Prove P(n,m): m+n=n+m for Natural Numbers

[sli10126]

Homework Statement

Prove that P(n,m) m+n = n+m for all m,n in natural numbers.

Homework Equations

The Attempt at a Solution

I prove by induction.

Base case: P(0,0) = 0+0 = 0+0.
Inductive step: Let n be an arbitrary natural number. Suppose m+n =n+m. Adding 2 to both sides of the equation gives us m+n+2 = n+m+2.(end of proof)

My question is if this is sufficient enough as a proof. (The instructor hinted us to show P(0,0) first. Then show P(n,0) and then proceed to P(n,m). The hint confuses me.

 

[Mark44]

Homework Statement

Prove that P(n,m) m+n = n+m for all m,n in natural numbers.

Homework Equations

The Attempt at a Solution

I prove by induction.

Base case: P(0,0) = 0+0 = 0+0.
Inductive step: Let n be an arbitrary natural number. Suppose m+n =n+m. Adding 2 to both sides of the equation gives us m+n+2 = n+m+2.(end of proof)

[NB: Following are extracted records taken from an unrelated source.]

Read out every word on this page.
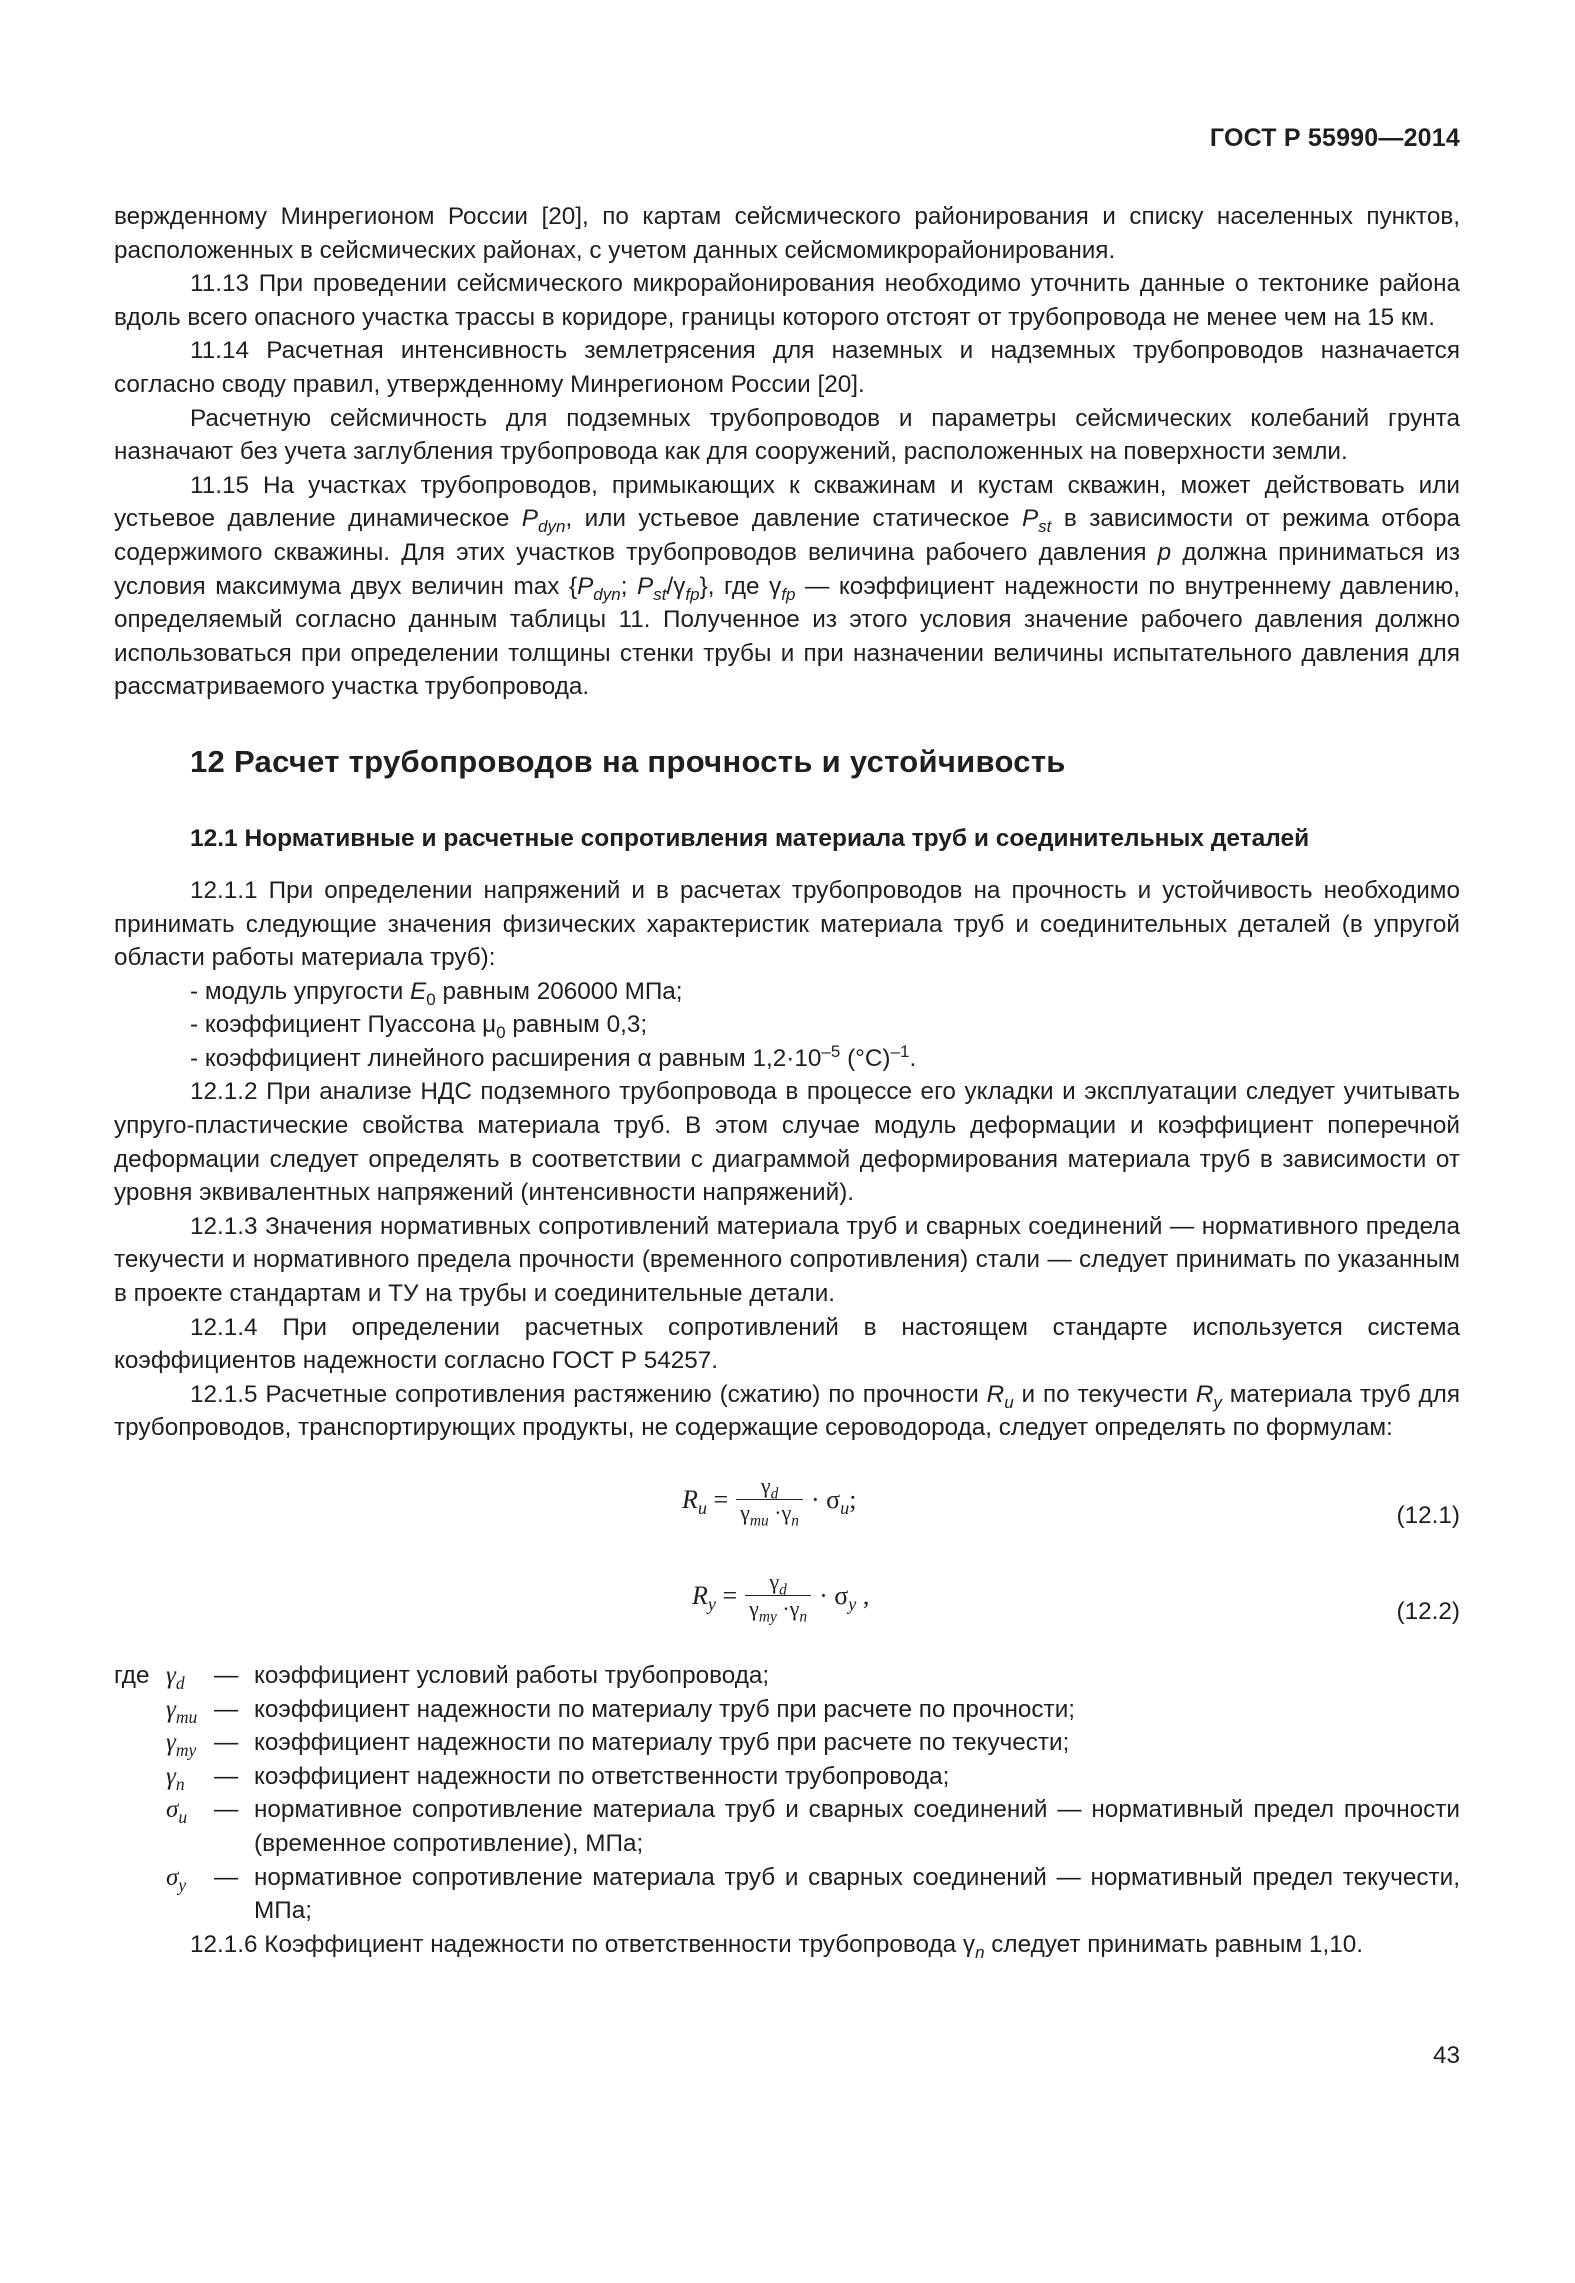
ГОСТ Р 55990—2014

верждeнному Минрегионом России [20], по картам сейсмического районирования и списку населенных пунктов, расположенных в сейсмических районах, с учетом данных сейсмомикрорайонирования.

11.13 При проведении сейсмического микрорайонирования необходимо уточнить данные о тектонике района вдоль всего опасного участка трассы в коридоре, границы которого отстоят от трубопровода не менее чем на 15 км.

11.14 Расчетная интенсивность землетрясения для наземных и надземных трубопроводов назначается согласно своду правил, утвержденному Минрегионом России [20].

Расчетную сейсмичность для подземных трубопроводов и параметры сейсмических колебаний грунта назначают без учета заглубления трубопровода как для сооружений, расположенных на поверхности земли.

11.15 На участках трубопроводов, примыкающих к скважинам и кустам скважин, может действовать или устьевое давление динамическое $P_{dyn}$, или устьевое давление статическое $P_{st}$ в зависимости от режима отбора содержимого скважины. Для этих участков трубопроводов величина рабочего давления p должна приниматься из условия максимума двух величин $\max \{P_{dyn}$; $P_{st}/\gamma_{fp}$}, где $\gamma_{fp}$ — коэффициент надежности по внутреннему давлению, определяемый согласно данным таблицы 11. Полученное из этого условия значение рабочего давления должно использоваться при определении толщины стенки трубы и при назначении величины испытательного давления для рассматриваемого участка трубопровода.

12 Расчет трубопроводов на прочность и устойчивость
12.1 Нормативные и расчетные сопротивления материала труб и соединительных деталей

12.1.1 При определении напряжений и в расчетах трубопроводов на прочность и устойчивость необходимо принимать следующие значения физических характеристик материала труб и соединительных деталей (в упругой области работы материала труб):

- модуль упругости $E_0$ равным 206000 МПа;

- коэффициент Пуассона $\mu_0$ равным 0,3;

- коэффициент линейного расширения α равным $1,2\cdot 10^{-5}$ $(^\circ С)^{-1}$.

12.1.2 При анализе НДС подземного трубопровода в процессе его укладки и эксплуатации следует учитывать упруго-пластические свойства материала труб. В этом случае модуль деформации и коэффициент поперечной деформации следует определять в соответствии с диаграммой деформирования материала труб в зависимости от уровня эквивалентных напряжений (интенсивности напряжений).

12.1.3 Значения нормативных сопротивлений материала труб и сварных соединений — нормативного предела текучести и нормативного предела прочности (временного сопротивления) стали — следует принимать по указанным в проекте стандартам и ТУ на трубы и соединительные детали.

12.1.4 При определении расчетных сопротивлений в настоящем стандарте используется система коэффициентов надежности согласно ГОСТ Р 54257.

12.1.5 Расчетные сопротивления растяжению (сжатию) по прочности $R_u$ и по текучести $R_y$ материала труб для трубопроводов, транспортирующих продукты, не содержащие сероводорода, следует определять по формулам:

$R_u = \frac{\gamma_d}{\gamma_{mu} \cdot\gamma_n} \cdot \sigma_u$;
(12.1)
$R_y = \frac{\gamma_d}{\gamma_{my} \cdot\gamma_n} \cdot \sigma_y$ ,
(12.2)
где $\gamma_d$	— коэффициент условий работы трубопровода;
$\gamma_{mu}$ — коэффициент надежности по материалу труб при расчете по прочности;
$\gamma_{my}$ — коэффициент надежности по материалу труб при расчете по текучести;
$\gamma_n$	— коэффициент надежности по ответственности трубопровода;
$\sigma_u$	— нормативное сопротивление материала труб и сварных соединений — нормативный предел прочности (временное сопротивление), МПа;
$\sigma_y$	— нормативное сопротивление материала труб и сварных соединений — нормативный предел текучести, МПа;

12.1.6 Коэффициент надежности по ответственности трубопровода $\gamma_n$ следует принимать равным 1,10.

43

My question is if this is sufficient enough as a proof. (The instructor hinted us to show P(0,0) first. Then show P(n,0) and then proceed to P(n,m). The hint confuses me.

You're OK with your base case, but you need to follow your instructor's suggestion.
Prove by induction on n that n + 0 = 0 + n; i.e., that the statement is true for P(n, 0).
Next, prove by induction on m that n + m = m + n.

 

[sli10126]

Would I need to show P(n+1,0) and P(0,m+1) or would P(n,0) and P(m) be sufficient? Because I know that for the inductive step we prove if P(n) then P(n+1).